Calculating Probability Current for Wave Function

[T-7]

Homework Statement

I have a wave function,

\psi(x)=Ae^{ik_{0}x-ax^{2}}

All I am required to do is calc. the prob. current. This I have done using the usual

j = \frac{\hbar}{m}.|A|^{2}.\frac{\partial \varphi}{\partial z}

where \varphi} is the imaginary component of the exponent of e.

It comes (of course) to j = \frac{\hbar}{m}.|A|^{2}.k_{0}.

But, doing it the long way (I just thought I would), with

j = \frac{\hbar}{2mi}.(\psi*\frac{\partial\psi}{\partial x}-\psi\frac{\partial\psi*}{\partial x})

I end up with the same result, but e^{-2ax^{2}} attached.
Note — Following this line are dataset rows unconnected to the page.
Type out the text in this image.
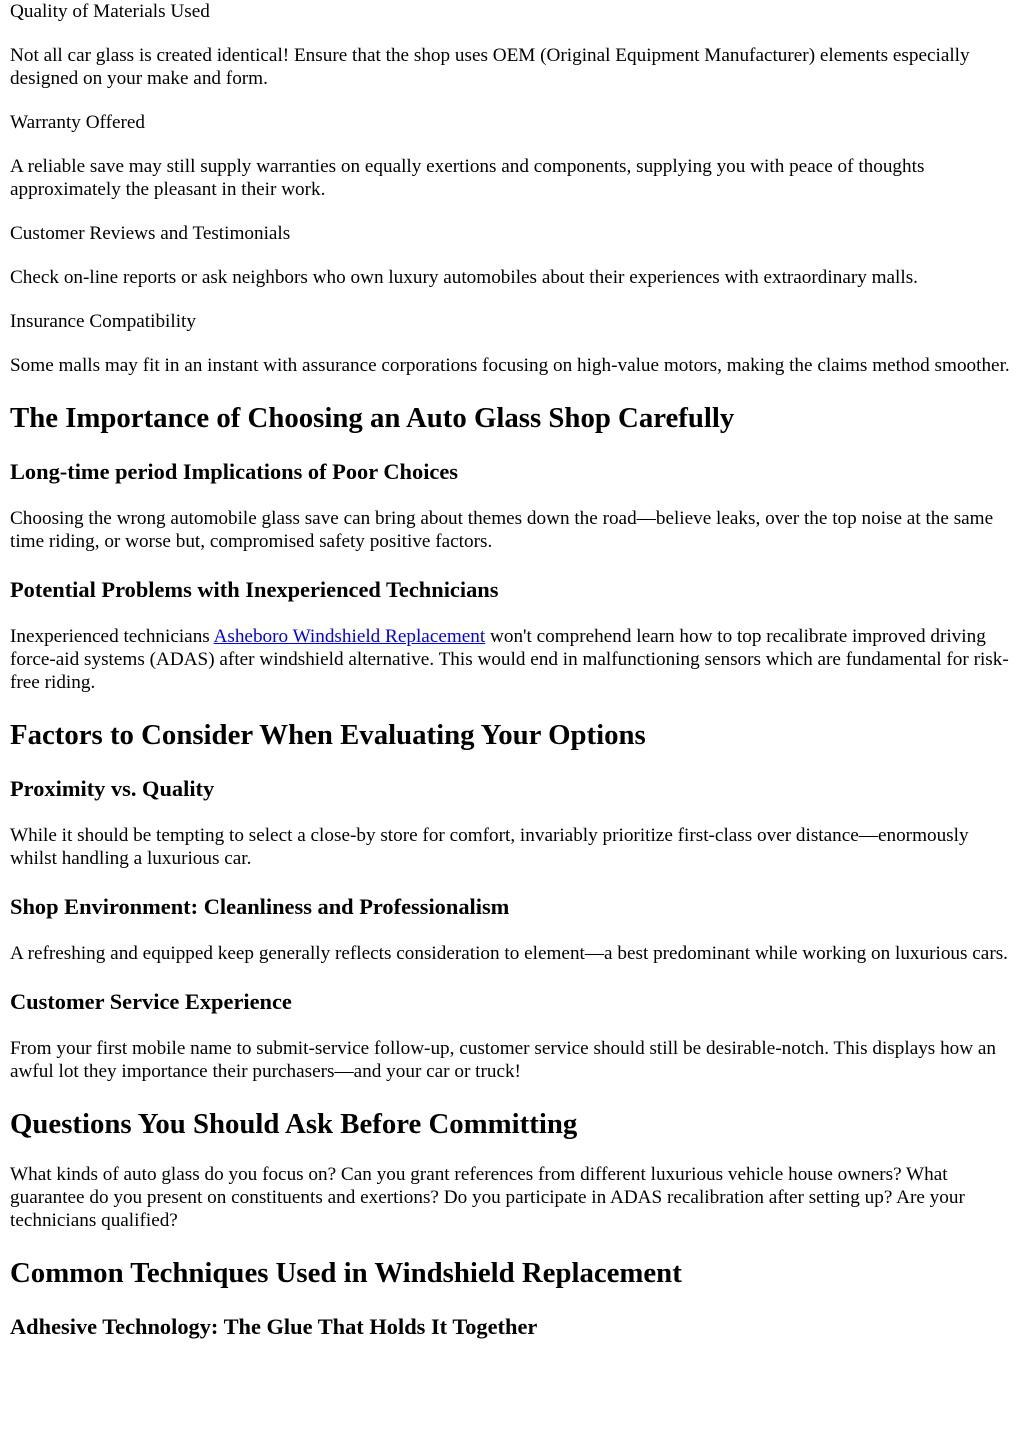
Quality of Materials Used

Not all car glass is created identical! Ensure that the shop uses OEM (Original Equipment Manufacturer) elements especially designed on your make and form.

Warranty Offered

A reliable save may still supply warranties on equally exertions and components, supplying you with peace of thoughts approximately the pleasant in their work.

Customer Reviews and Testimonials

Check on-line reports or ask neighbors who own luxury automobiles about their experiences with extraordinary malls.

Insurance Compatibility

Some malls may fit in an instant with assurance corporations focusing on high-value motors, making the claims method smoother.

The Importance of Choosing an Auto Glass Shop Carefully
Long-time period Implications of Poor Choices

Choosing the wrong automobile glass save can bring about themes down the road—believe leaks, over the top noise at the same time riding, or worse but, compromised safety positive factors.

Potential Problems with Inexperienced Technicians

Inexperienced technicians Asheboro Windshield Replacement won't comprehend learn how to top recalibrate improved driving force-aid systems (ADAS) after windshield alternative. This would end in malfunctioning sensors which are fundamental for risk-free riding.

Factors to Consider When Evaluating Your Options
Proximity vs. Quality

While it should be tempting to select a close-by store for comfort, invariably prioritize first-class over distance—enormously whilst handling a luxurious car.

Shop Environment: Cleanliness and Professionalism

A refreshing and equipped keep generally reflects consideration to element—a best predominant while working on luxurious cars.

Customer Service Experience

From your first mobile name to submit-service follow-up, customer service should still be desirable-notch. This displays how an awful lot they importance their purchasers—and your car or truck!

Questions You Should Ask Before Committing

What kinds of auto glass do you focus on? Can you grant references from different luxurious vehicle house owners? What guarantee do you present on constituents and exertions? Do you participate in ADAS recalibration after setting up? Are your technicians qualified?

Common Techniques Used in Windshield Replacement
Adhesive Technology: The Glue That Holds It Together
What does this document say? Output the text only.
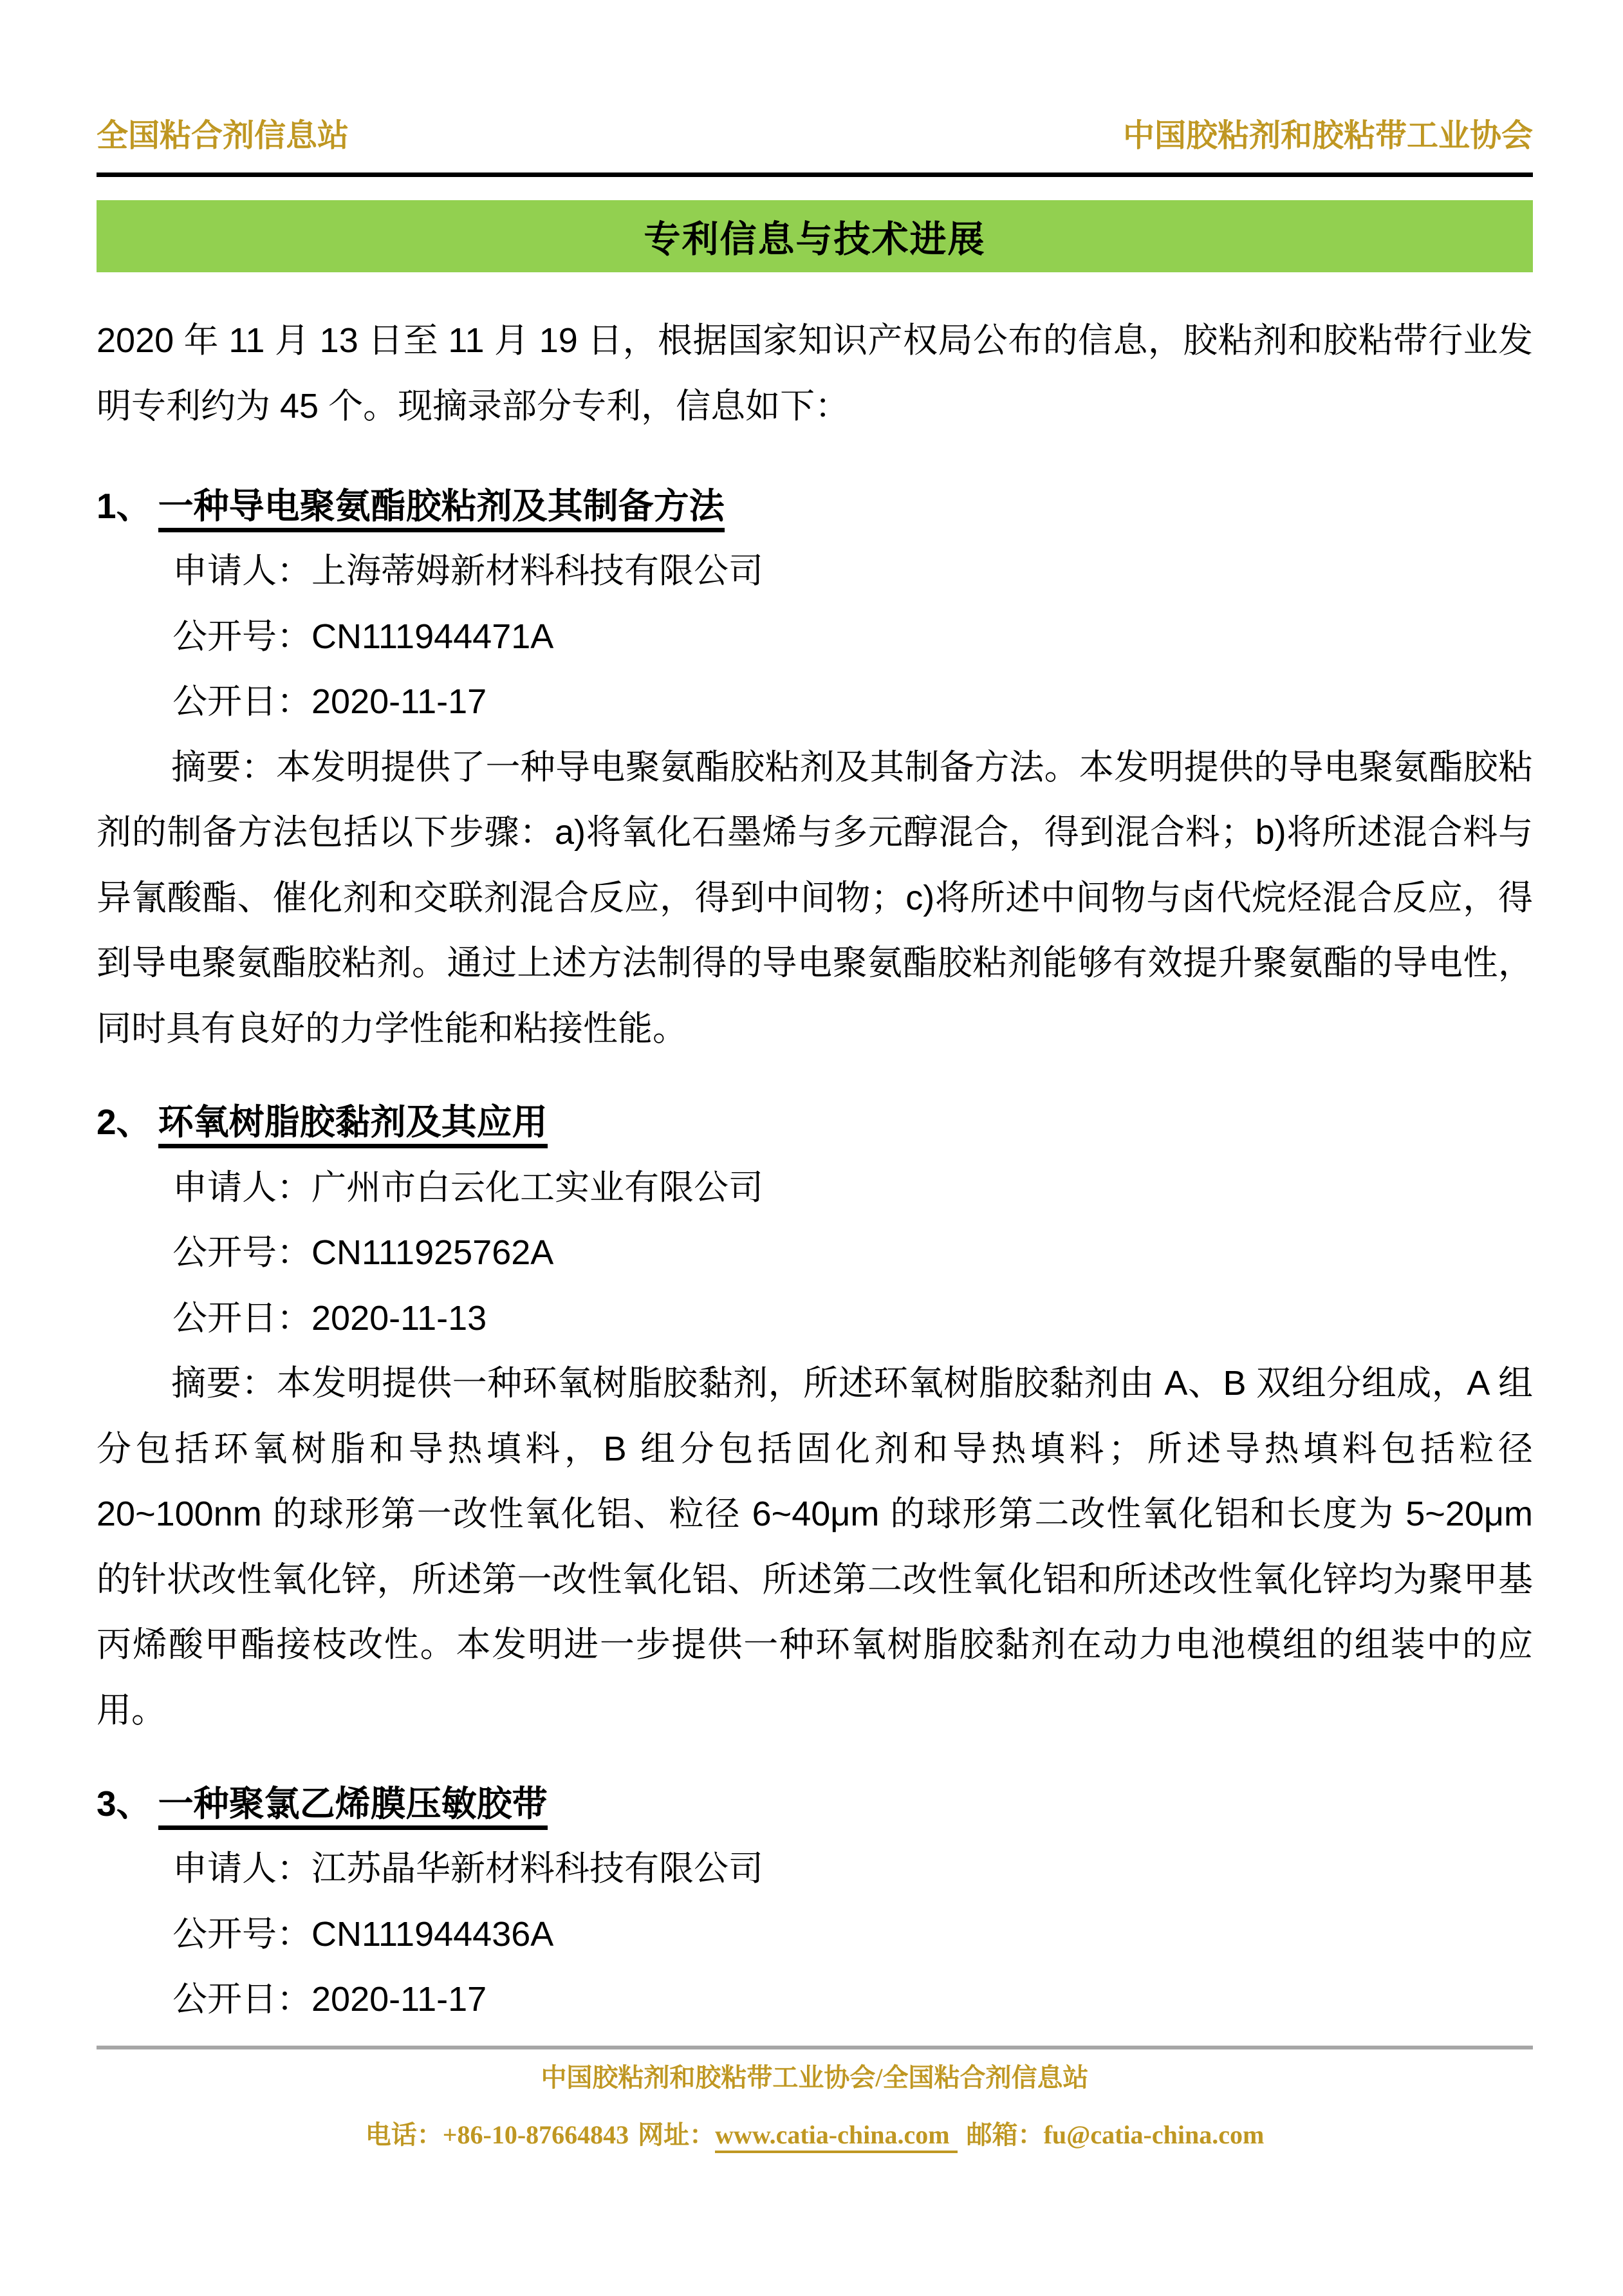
全国粘合剂信息站	中国胶粘剂和胶粘带工业协会
专利信息与技术进展

2020 年 11 月 13 日至 11 月 19 日，根据国家知识产权局公布的信息，胶粘剂和胶粘带行业发明专利约为 45 个。现摘录部分专利，信息如下：

1、 一种导电聚氨酯胶粘剂及其制备方法
申请人：上海蒂姆新材料科技有限公司
公开号：CN111944471A
公开日：2020-11-17

摘要：本发明提供了一种导电聚氨酯胶粘剂及其制备方法。本发明提供的导电聚氨酯胶粘剂的制备方法包括以下步骤：a)将氧化石墨烯与多元醇混合，得到混合料；b)将所述混合料与异氰酸酯、催化剂和交联剂混合反应，得到中间物；c)将所述中间物与卤代烷烃混合反应，得到导电聚氨酯胶粘剂。通过上述方法制得的导电聚氨酯胶粘剂能够有效提升聚氨酯的导电性，同时具有良好的力学性能和粘接性能。

2、 环氧树脂胶黏剂及其应用
申请人：广州市白云化工实业有限公司
公开号：CN111925762A
公开日：2020-11-13

摘要：本发明提供一种环氧树脂胶黏剂，所述环氧树脂胶黏剂由 A、B 双组分组成，A 组分包括环氧树脂和导热填料，B 组分包括固化剂和导热填料；所述导热填料包括粒径 20~100nm 的球形第一改性氧化铝、粒径 6~40μm 的球形第二改性氧化铝和长度为 5~20μm 的针状改性氧化锌，所述第一改性氧化铝、所述第二改性氧化铝和所述改性氧化锌均为聚甲基丙烯酸甲酯接枝改性。本发明进一步提供一种环氧树脂胶黏剂在动力电池模组的组装中的应用。

3、 一种聚氯乙烯膜压敏胶带
申请人：江苏晶华新材料科技有限公司
公开号：CN111944436A
公开日：2020-11-17
中国胶粘剂和胶粘带工业协会/全国粘合剂信息站
电话：+86-10-87664843 网址：www.catia-china.com 邮箱：fu@catia-china.com
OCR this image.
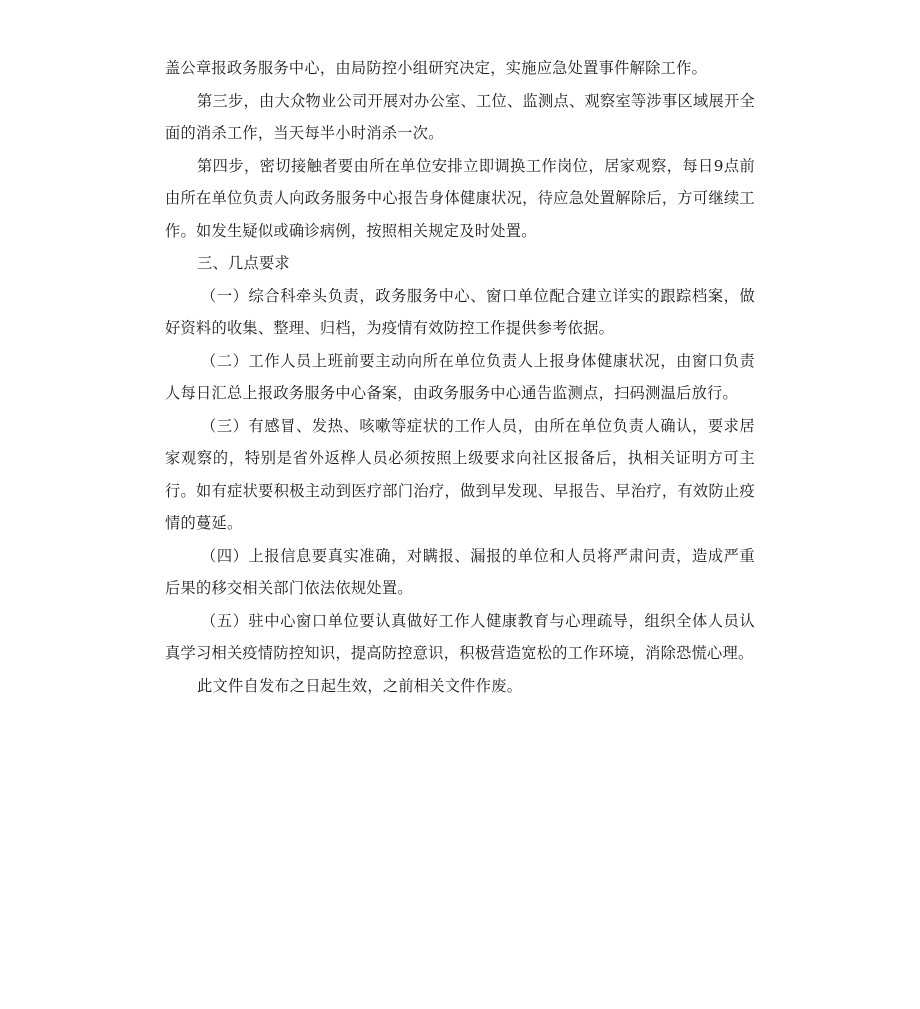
盖公章报政务服务中心，由局防控小组研究决定，实施应急处置事件解除工作。

第三步，由大众物业公司开展对办公室、工位、监测点、观察室等涉事区域展开全面的消杀工作，当天每半小时消杀一次。

第四步，密切接触者要由所在单位安排立即调换工作岗位，居家观察，每日9点前由所在单位负责人向政务服务中心报告身体健康状况，待应急处置解除后，方可继续工作。如发生疑似或确诊病例，按照相关规定及时处置。

三、几点要求

（一）综合科牵头负责，政务服务中心、窗口单位配合建立详实的跟踪档案，做好资料的收集、整理、归档，为疫情有效防控工作提供参考依据。

（二）工作人员上班前要主动向所在单位负责人上报身体健康状况，由窗口负责人每日汇总上报政务服务中心备案，由政务服务中心通告监测点，扫码测温后放行。

（三）有感冒、发热、咳嗽等症状的工作人员，由所在单位负责人确认，要求居家观察的，特别是省外返桦人员必须按照上级要求向社区报备后，执相关证明方可主行。如有症状要积极主动到医疗部门治疗，做到早发现、早报告、早治疗，有效防止疫情的蔓延。

（四）上报信息要真实准确，对瞒报、漏报的单位和人员将严肃问责，造成严重后果的移交相关部门依法依规处置。

（五）驻中心窗口单位要认真做好工作人健康教育与心理疏导，组织全体人员认真学习相关疫情防控知识，提高防控意识，积极营造宽松的工作环境，消除恐慌心理。

此文件自发布之日起生效，之前相关文件作废。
Since taking \psi* only changes the sign of the imaginary component, this seems inevitable... anyone know what I'm doing wrong?

Cheers :-)

 

[dextercioby]

Apparently A from the general expression you quoted

j=\frac{\hbar}{m}|A|^{2}\frac{\partial \phi}{\partial x}

includes the real exponential...

 

[nrqed]

Homework Statement

I have a wave function,

\psi(x)=Ae^{ik_{0}x-ax^{2}}

All I am required to do is calc. the prob. current. This I have done using the usual

j = \frac{\hbar}{m}.|A|^{2}.\frac{\partial \varphi}{\partial z}

where \varphi} is the imaginary component of the exponent of e.

? Where did you see this equation? It does not look right to me. are you sure this is not only for plane waves??

 

[T-7]

? Where did you see this equation? It does not look right to me. are you sure this is not only for plane waves??

I'm thinking the simpler equation can only apply where the exponent of e in the wave function is wholly imaginary.

Using the equation

j = \frac{\hbar}{2mi}\left( \psi^{*} \frac{\partial\psi}{\partial x} - \psi \frac{\partial\psi^{*}}{\partial x} \right)

I obtain

\frac{\hbar}{m}|A|^{2}e^{-2ax^{2}} k_{0}

I presume that's correct. In which case, I don't think the e^{-2ax^{2}} should be absorbed into A. The probability current is a function of x.

Hmmm.